In the figure below, we first evaluate two baseline models that incorporate information from the OCR pipeline, which until recently was the standard approach to working with graphs. The first is based on T5, the second on VisionTaPas. We also compare with the PaLI-17B, a large (~1000 times larger than other models) image and text-to-text converter that is built on a variety of tasks, but with limited capabilities for reading text and other forms of visual language. : . Finally, we report the results of the Pix2Struct and MatCha model.
|Experimental results for the two chart QA benchmarks ChartQA and PlotQA (using relaxed precision) and the chart-summarization benchmark Chart-Text (using BLEU4). The Matcha surpasses the level of technology in terms of QA compared to the larger models, and matches the summation of these larger models.|
For QA datasets, we use a formal accuracy measure that allows for small relative errors in numerical results. For graph-to-text summaries, we report BLEU scores. MatCha achieves markedly improved results for question answers, and comparable results to PaLI for summarization, where the large size and extensive long text/title generation pre-training favors this type of long text generation.

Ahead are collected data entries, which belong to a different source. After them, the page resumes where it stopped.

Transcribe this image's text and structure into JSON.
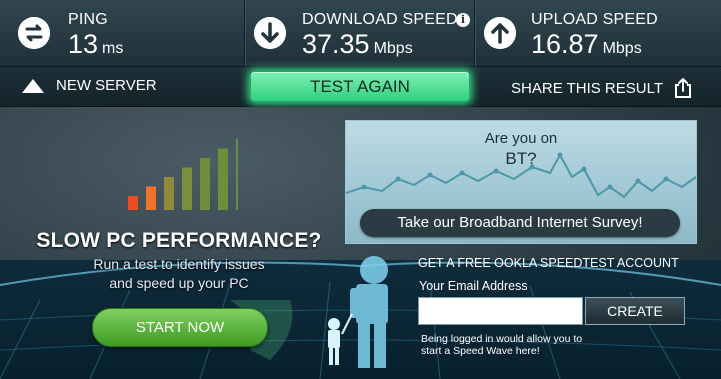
{
  "header": {
    "ping": {
      "label": "PING",
      "value": "13",
      "unit": "ms",
      "icon": "ping-arrows-icon"
    },
    "download": {
      "label": "DOWNLOAD SPEED",
      "value": "37.35",
      "unit": "Mbps",
      "icon": "download-arrow-icon",
      "info_icon": "i"
    },
    "upload": {
      "label": "UPLOAD SPEED",
      "value": "16.87",
      "unit": "Mbps",
      "icon": "upload-arrow-icon"
    }
  },
  "actions": {
    "new_server": "NEW SERVER",
    "test_again": "TEST AGAIN",
    "share": "SHARE THIS RESULT"
  },
  "promo": {
    "title": "SLOW PC PERFORMANCE?",
    "line1": "Run a test to identify issues",
    "line2": "and speed up your PC",
    "button": "START NOW",
    "signal_bars": [
      {
        "color": "#f04a1e"
      },
      {
        "color": "#f37427"
      },
      {
        "color": "#8d8a3a"
      },
      {
        "color": "#7b8e3d"
      },
      {
        "color": "#6f8e3c"
      },
      {
        "color": "#6a903c"
      },
      {
        "color": "#66913c"
      }
    ]
  },
  "survey": {
    "question_line1": "Are you on",
    "question_line2": "BT?",
    "button": "Take our Broadband Internet Survey!"
  },
  "account": {
    "title": "GET A FREE OOKLA SPEEDTEST ACCOUNT",
    "email_label": "Your Email Address",
    "email_value": "",
    "create_button": "CREATE",
    "note_line1": "Being logged in would allow you to",
    "note_line2": "start a Speed Wave here!"
  },
  "colors": {
    "accent_green": "#3ae08a",
    "start_green": "#5bb53a",
    "survey_blue": "#a9cfd9"
  }
}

Derendering plus model chains for large languages
Although extremely efficient in their parameter count, especially in extraction tasks, we observed that refined MatCha models can still struggle with complex end-to-end reasoning (eg, math operations involving large numbers or many steps). So we also propose a two-step method to solve this problem. 1) the model reads the graph and then outputs the underlying table, 2) the large language model (LLM) reads this output and then tries to answer the question based solely on; text input.
For the first model, we refined MatCha exclusively on the table-to-table task, increasing the length of the output sequence to ensure that it could recover all or most of the information in the graph. Deplot is the resulting model. In the second phase, any LLM (such as FlanPaLM or Codex) can be used for the task, and we can rely on standard methods to increase performance on LLMs, such as chain of thought and self-consistency. We also experimented with a mind program where the model produces executable Python code to offload complex calculations.

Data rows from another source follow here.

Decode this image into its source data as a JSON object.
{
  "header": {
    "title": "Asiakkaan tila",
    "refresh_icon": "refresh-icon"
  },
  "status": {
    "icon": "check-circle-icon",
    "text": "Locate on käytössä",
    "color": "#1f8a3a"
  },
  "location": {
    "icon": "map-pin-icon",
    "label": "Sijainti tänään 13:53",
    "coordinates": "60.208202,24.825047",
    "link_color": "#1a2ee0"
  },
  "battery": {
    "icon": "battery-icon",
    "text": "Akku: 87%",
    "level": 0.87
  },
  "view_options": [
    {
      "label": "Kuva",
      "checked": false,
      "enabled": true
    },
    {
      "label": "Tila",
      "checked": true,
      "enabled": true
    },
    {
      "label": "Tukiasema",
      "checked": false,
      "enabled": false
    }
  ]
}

|Illustration of the DePlot+LLM method. This is a real example using FlanPaLM and Codex. The blue boxes are input to the LLMs and the red boxes contain the response received by the LLMs. In each answer, we highlight some key reasoning steps.|
As shown in the example above, the DePlot model combined with LLMs outperforms the refined models by a significant margin, especially in the human-sourced part of ChartQA, where the questions are more natural but require more complex reasoning. Furthermore, DePlot+LLM can do this without access to any training data.
We’ve released the new mockups and code to our GitHub repo, where you can try it out for yourself in the collab. Check the MatCha and DePlot documentation for more details on the experimental results. We hope that our results can be useful to the research community and make the information in charts and plots more accessible to everyone.

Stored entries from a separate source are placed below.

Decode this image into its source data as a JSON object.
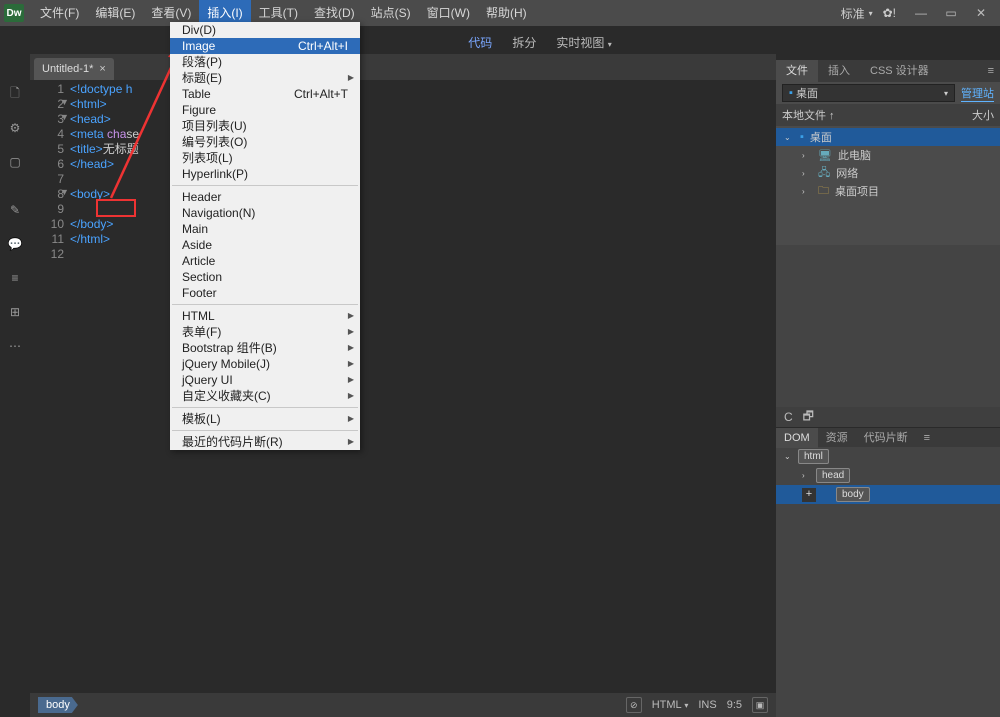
{
  "app_icon": "Dw",
  "menu": [
    "文件(F)",
    "编辑(E)",
    "查看(V)",
    "插入(I)",
    "工具(T)",
    "查找(D)",
    "站点(S)",
    "窗口(W)",
    "帮助(H)"
  ],
  "menu_active_index": 3,
  "layout_label": "标准",
  "gear_alert": "!",
  "viewtabs": {
    "code": "代码",
    "split": "拆分",
    "live": "实时视图"
  },
  "doc_tab": "Untitled-1*",
  "code_lines": [
    {
      "n": "1",
      "html": "<span class='tag'>&lt;!doctype h</span>"
    },
    {
      "n": "2",
      "html": "<span class='tag'>&lt;html&gt;</span>",
      "fold": true
    },
    {
      "n": "3",
      "html": "<span class='tag'>&lt;head&gt;</span>",
      "fold": true
    },
    {
      "n": "4",
      "html": "<span class='tag'>&lt;meta</span> <span class='attr'>cha</span>se"
    },
    {
      "n": "5",
      "html": "<span class='tag'>&lt;title&gt;</span><span class='txt'>无标题</span>"
    },
    {
      "n": "6",
      "html": "<span class='tag'>&lt;/head&gt;</span>"
    },
    {
      "n": "7",
      "html": ""
    },
    {
      "n": "8",
      "html": "<span class='tag'>&lt;body&gt;</span>",
      "fold": true
    },
    {
      "n": "9",
      "html": ""
    },
    {
      "n": "10",
      "html": "<span class='tag'>&lt;/body&gt;</span>"
    },
    {
      "n": "11",
      "html": "<span class='tag'>&lt;/html&gt;</span>"
    },
    {
      "n": "12",
      "html": ""
    }
  ],
  "insert_menu": [
    {
      "items": [
        {
          "l": "Div(D)"
        },
        {
          "l": "Image",
          "s": "Ctrl+Alt+I",
          "hl": true
        },
        {
          "l": "段落(P)"
        },
        {
          "l": "标题(E)",
          "sub": true
        },
        {
          "l": "Table",
          "s": "Ctrl+Alt+T"
        },
        {
          "l": "Figure"
        },
        {
          "l": "项目列表(U)"
        },
        {
          "l": "编号列表(O)"
        },
        {
          "l": "列表项(L)"
        },
        {
          "l": "Hyperlink(P)"
        }
      ]
    },
    {
      "items": [
        {
          "l": "Header"
        },
        {
          "l": "Navigation(N)"
        },
        {
          "l": "Main"
        },
        {
          "l": "Aside"
        },
        {
          "l": "Article"
        },
        {
          "l": "Section"
        },
        {
          "l": "Footer"
        }
      ]
    },
    {
      "items": [
        {
          "l": "HTML",
          "sub": true
        },
        {
          "l": "表单(F)",
          "sub": true
        },
        {
          "l": "Bootstrap 组件(B)",
          "sub": true
        },
        {
          "l": "jQuery Mobile(J)",
          "sub": true
        },
        {
          "l": "jQuery UI",
          "sub": true
        },
        {
          "l": "自定义收藏夹(C)",
          "sub": true
        }
      ]
    },
    {
      "items": [
        {
          "l": "模板(L)",
          "sub": true
        }
      ]
    },
    {
      "items": [
        {
          "l": "最近的代码片断(R)",
          "sub": true
        }
      ]
    }
  ],
  "right": {
    "tabs": [
      "文件",
      "插入",
      "CSS 设计器"
    ],
    "desktop": "桌面",
    "manage": "管理站",
    "local": "本地文件 ↑",
    "size": "大小",
    "tree": [
      {
        "indent": 0,
        "icon": "desktop",
        "label": "桌面",
        "sel": true,
        "exp": true
      },
      {
        "indent": 1,
        "icon": "pc",
        "label": "此电脑"
      },
      {
        "indent": 1,
        "icon": "net",
        "label": "网络"
      },
      {
        "indent": 1,
        "icon": "folder",
        "label": "桌面项目"
      }
    ],
    "dom_tabs": [
      "DOM",
      "资源",
      "代码片断"
    ],
    "dom": [
      {
        "indent": 0,
        "tag": "html",
        "exp": true
      },
      {
        "indent": 1,
        "tag": "head",
        "child": true
      },
      {
        "indent": 1,
        "tag": "body",
        "sel": true,
        "plus": true
      }
    ]
  },
  "status": {
    "crumb": "body",
    "err": "⊘",
    "html": "HTML",
    "ins": "INS",
    "pos": "9:5"
  }
}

This work was carried out by Fangyu Liu, Julian Martin Eisenschloss, Francesco Picino, Sirin Krichen, Chenxi Pang, Kenton Lee, Mandar Joshi, Wenhu Chen and Jasmine Altun from our language team as part of the Fangyu Internship Project. Nigel Collier from Cambridge was also a collaborator. We would like to thank Joshua Howland, Alex Polozov, Shrestha Basu Malik, Massimo Nicosia, and William Cohen for valuable comments and suggestions.